My four years of doctoral study were an attempt to resolve this problem, as most eloquently put by the Belgian theorist Luce Irigaray, who also hinted at the answer I was looking to flesh out.

Angels.

Angel, as you probably know, is a word derived from the Greek angelos, or messenger. An angel is, literally, a go between, delivering communication first one way then another and so on.

Irigaray believed the best hope for getting out of the fix of creating hierarchies between lovers, or having one swallow the other whole, was the metaphor of angels, of go-betweens, of something outside of both parties where the interacting between them would take place without touching their subjectivity, but where something of themselves would actually be able reach so that interacting could happen. Sort of like a one-way permeable membrane, some kind of valve, where you could, once the relating had happened, change the direction so that you could reclaim your interacted-with self so that it wasn’t lost on the space walk.

Irigaray thought the most promising way of thinking about this was mucus, a very bodily way of conceptualising it but nonetheless a very fruitful and interesting metaphor, albeit one that was limited in scope by the fact the mucus membranes she identified were human lips and the female sexual organs.

I found a promising metaphor in the most unlikely setting of seventeenth century Puritan marriage tracts. There was one particular use of the term Special Providence that was unlike others, the long and the short of which was that a separate space – almost a forum or agora – was created where relational duties could be bargained.

Now, my doctoral studies were curtailed by a massive breakdown in 2000. Which isn’t a plea for sympathy. Rather, it’s an excuse for not having explored the path of enquiry that seems, as I lay out the problem like that, bleeding obvious.

Avatars.

Now, of course I was aware of the internet. I used it largely to access documents and articles. What I wasn’t really aware of was the burgeoning bulletin board culture. And when I emerged several years later into the world of chatrooms, Second Life, and social media with its avatars and gravatars, I had a full time job I needed to pay the rent and the hours in the day and spare brain capacity for study just weren’t there.

But it’s been there, gnawing away, the book I know I should have written, the chance to get my doctorate at long last, maybe even the chance to have a few years of an academic career in the twilight of my working years, or at least a punt at cultural punditry.

The internet is, of course, a buzz topic in academia. And bulletin boards and social media are buzz topics within buzz topics. There is plenty of cultural theory about subjectivity, crowd-sourcing, ghosts in machines, post-modern accretion and eclecticism; social theory about the way online communities behave.

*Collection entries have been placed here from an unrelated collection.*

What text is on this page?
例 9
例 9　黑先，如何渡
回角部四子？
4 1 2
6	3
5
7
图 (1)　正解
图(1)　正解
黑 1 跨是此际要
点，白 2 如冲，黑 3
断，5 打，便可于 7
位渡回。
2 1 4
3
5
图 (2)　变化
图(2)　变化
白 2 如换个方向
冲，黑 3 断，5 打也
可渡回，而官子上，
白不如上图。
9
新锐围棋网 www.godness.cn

But I haven’t sensed much in the way of rigorous attempts to dial that in to two and a half thousand years of erotic discourse.

I don’t want to begin speculating about answers (but all thoughts are welcome), but it really is about time I started asking the obvious questions:

  • To what extent is the internet a “separate space”?
  • And the sub-question – to what extent are our avatars separate from us?
  • And how does this change across the spectrum from bulletin board to Second Life?
  • How does the interaction of our avatars take place and what is the permeability or leakage between that interaction and the people we “really” are?
  • When we talk of “our own subjectivity” being preserved in online intersubjective relations, are the degrees and nature of retention different for the “our own” and “subjectivity” part of that statement?
  • How do we tease apart the metaphorical and the actual? Or, can we talk about eroticism in terms of avatars?
  • If the interrelation of avatars is angelic in Irigaray’s sense, does that make the internet a paradise offering genuine intersubjectivity, or an inferno into which our bodies banish us?